Impact Craters and Uniformitarianism
One of the underlying assumptions of Darwinism is something called uniformitarianism which says that no process operated in the past that is not going on today. The snappy way of saying it is “the past is the key to understanding the present.” Impact craters disrupt the uniform history of Earth.

Evolution assumes that the conditions on Earth’s surface have been relatively stable as they are today. That doesn’t mean that there haven’t been earthquakes or forest fires or hurricanes or global warming in the past because obviously there have been. What it does mean is that there have not been global events that would affect all living things. Something like a global flood would not be uniformitarian.

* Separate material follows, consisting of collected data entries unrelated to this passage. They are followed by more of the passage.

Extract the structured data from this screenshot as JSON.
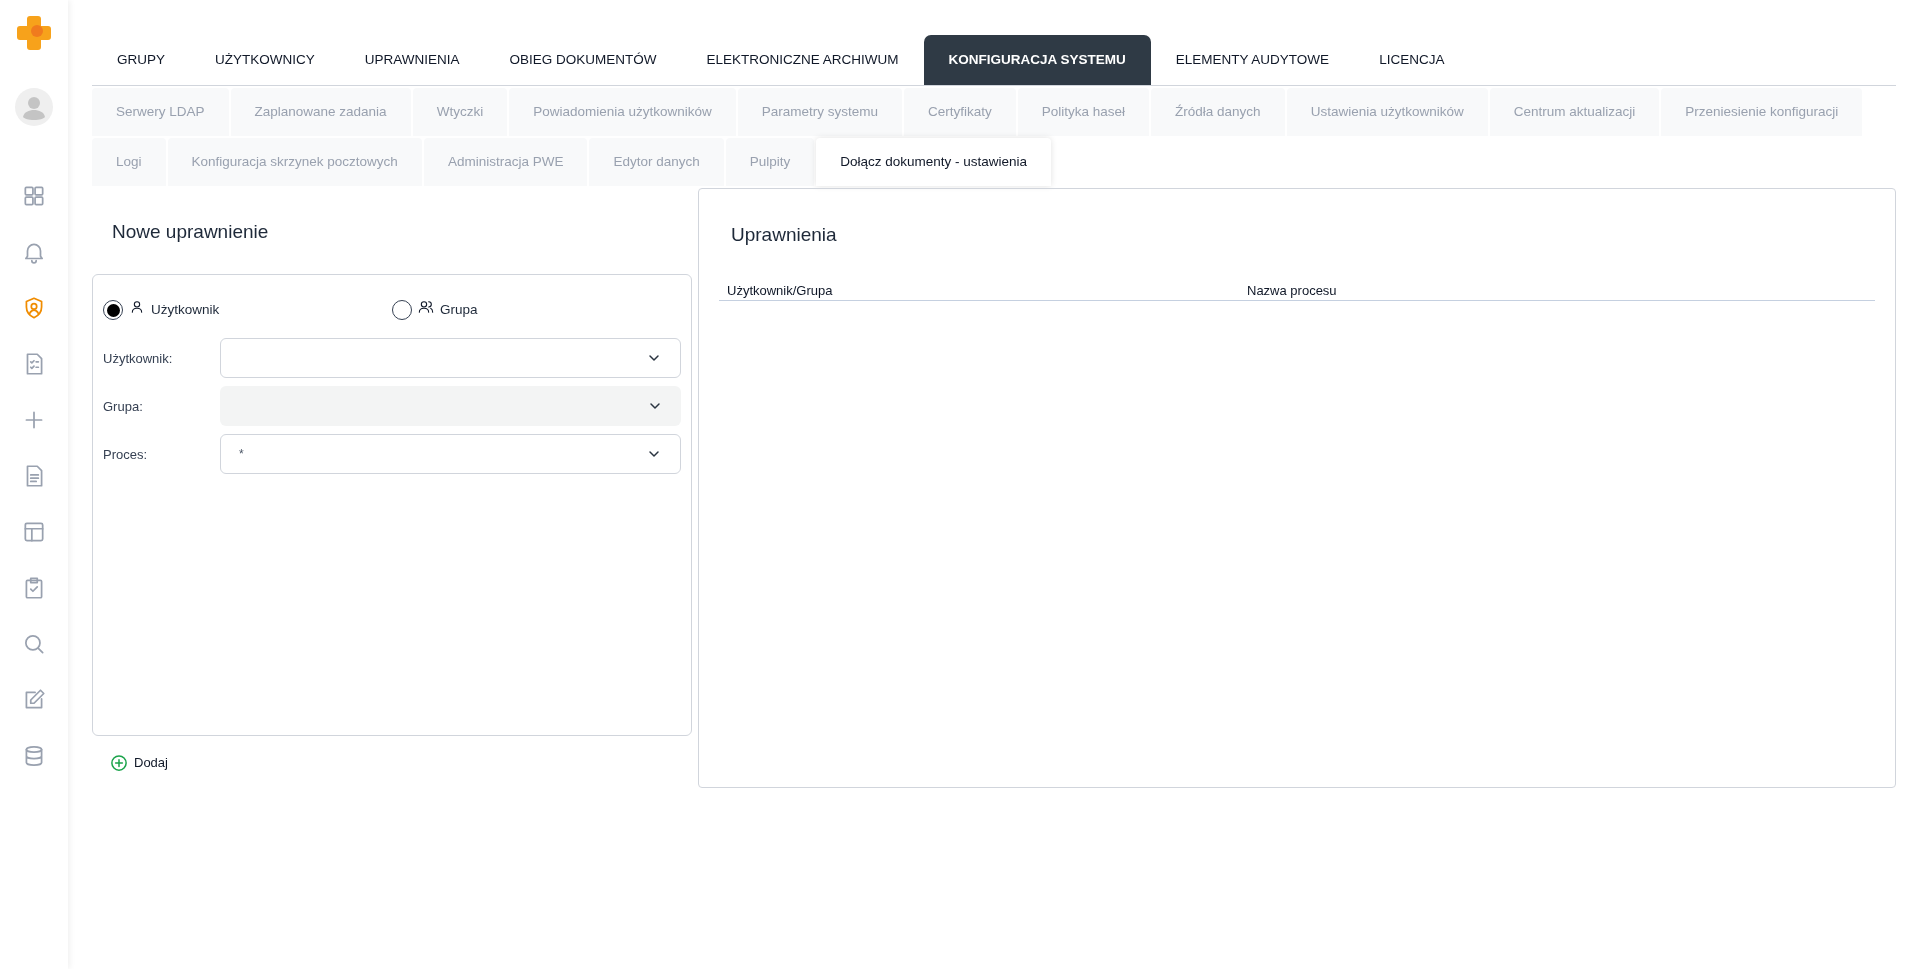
{
  "sidebar": {
    "items": [
      {
        "kind": "grid",
        "selected": false
      },
      {
        "kind": "bell",
        "selected": false
      },
      {
        "kind": "shield",
        "selected": true
      },
      {
        "kind": "checklist",
        "selected": false
      },
      {
        "kind": "plus",
        "selected": false
      },
      {
        "kind": "document",
        "selected": false
      },
      {
        "kind": "layout",
        "selected": false
      },
      {
        "kind": "clipboard",
        "selected": false
      },
      {
        "kind": "search",
        "selected": false
      },
      {
        "kind": "edit",
        "selected": false
      },
      {
        "kind": "database",
        "selected": false
      }
    ]
  },
  "main_tabs": [
    {
      "label": "GRUPY",
      "selected": false
    },
    {
      "label": "UŻYTKOWNICY",
      "selected": false
    },
    {
      "label": "UPRAWNIENIA",
      "selected": false
    },
    {
      "label": "OBIEG DOKUMENTÓW",
      "selected": false
    },
    {
      "label": "ELEKTRONICZNE ARCHIWUM",
      "selected": false
    },
    {
      "label": "KONFIGURACJA SYSTEMU",
      "selected": true
    },
    {
      "label": "ELEMENTY AUDYTOWE",
      "selected": false
    },
    {
      "label": "LICENCJA",
      "selected": false
    }
  ],
  "sub_tabs": [
    [
      {
        "label": "Serwery LDAP",
        "selected": false
      },
      {
        "label": "Zaplanowane zadania",
        "selected": false
      },
      {
        "label": "Wtyczki",
        "selected": false
      },
      {
        "label": "Powiadomienia użytkowników",
        "selected": false
      },
      {
        "label": "Parametry systemu",
        "selected": false
      },
      {
        "label": "Certyfikaty",
        "selected": false
      },
      {
        "label": "Polityka haseł",
        "selected": false
      },
      {
        "label": "Źródła danych",
        "selected": false
      },
      {
        "label": "Ustawienia użytkowników",
        "selected": false
      },
      {
        "label": "Centrum aktualizacji",
        "selected": false
      },
      {
        "label": "Przeniesienie konfiguracji",
        "selected": false
      }
    ],
    [
      {
        "label": "Logi",
        "selected": false
      },
      {
        "label": "Konfiguracja skrzynek pocztowych",
        "selected": false
      },
      {
        "label": "Administracja PWE",
        "selected": false
      },
      {
        "label": "Edytor danych",
        "selected": false
      },
      {
        "label": "Pulpity",
        "selected": false
      },
      {
        "label": "Dołącz dokumenty - ustawienia",
        "selected": true
      }
    ]
  ],
  "new_permission": {
    "title": "Nowe uprawnienie",
    "radios": [
      {
        "kind": "user",
        "label": "Użytkownik",
        "selected": true
      },
      {
        "kind": "group",
        "label": "Grupa",
        "selected": false
      }
    ],
    "fields": [
      {
        "label": "Użytkownik:",
        "disabled": false
      },
      {
        "label": "Grupa:",
        "disabled": true
      },
      {
        "label": "Proces:",
        "value": "*",
        "disabled": false
      }
    ],
    "add_button": "Dodaj"
  },
  "permissions": {
    "title": "Uprawnienia",
    "columns": [
      "Użytkownik/Grupa",
      "Nazwa procesu"
    ]
  }
}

If water covered all of the land, vast numbers of animals would have drowned causing a profound effect on the history of life.

The December 22, 2018 – January 5, 2019 issue of Science News (page 40) carried a fascinating report on how many impact craters there are in the crust of the Earth. We have taken groups to see the Barringer Crater near Flagstaff, Arizona. It is a relatively small impact crater only 1.2 Km in diameter. The Chicxulub Crater in Mexico was 150 Km in diameter. Scientists believe it had global implications for life. We have reported on this crater before, and we have talked about other craters scientists have discovered. There are now 190 confirmed impact craters in the Earth Impact Database at the University of New Brunswick in Canada. Scientists estimate that there are perhaps 350 impact craters that have yet to be discovered.

Most scientists accept the idea that astronomical catastrophes like Chicxulub caused major die-offs of life. As the planet warms and ice melts exposing more surface rocks, it is becoming more evident that impacts have been major causal agents of punctuations in Earth’s history. One of the differences between the biblical account and the Darwinian theory is the question of whether or not uniformitarianism is true. The Bible teaches us that Earth’s history is mostly uniformitarian, but rare catastrophes like the flood of Noah have punctuated the history of our planet. Once again it appears that the biblical record fits the evidence better than the theories of evolutionary scientists.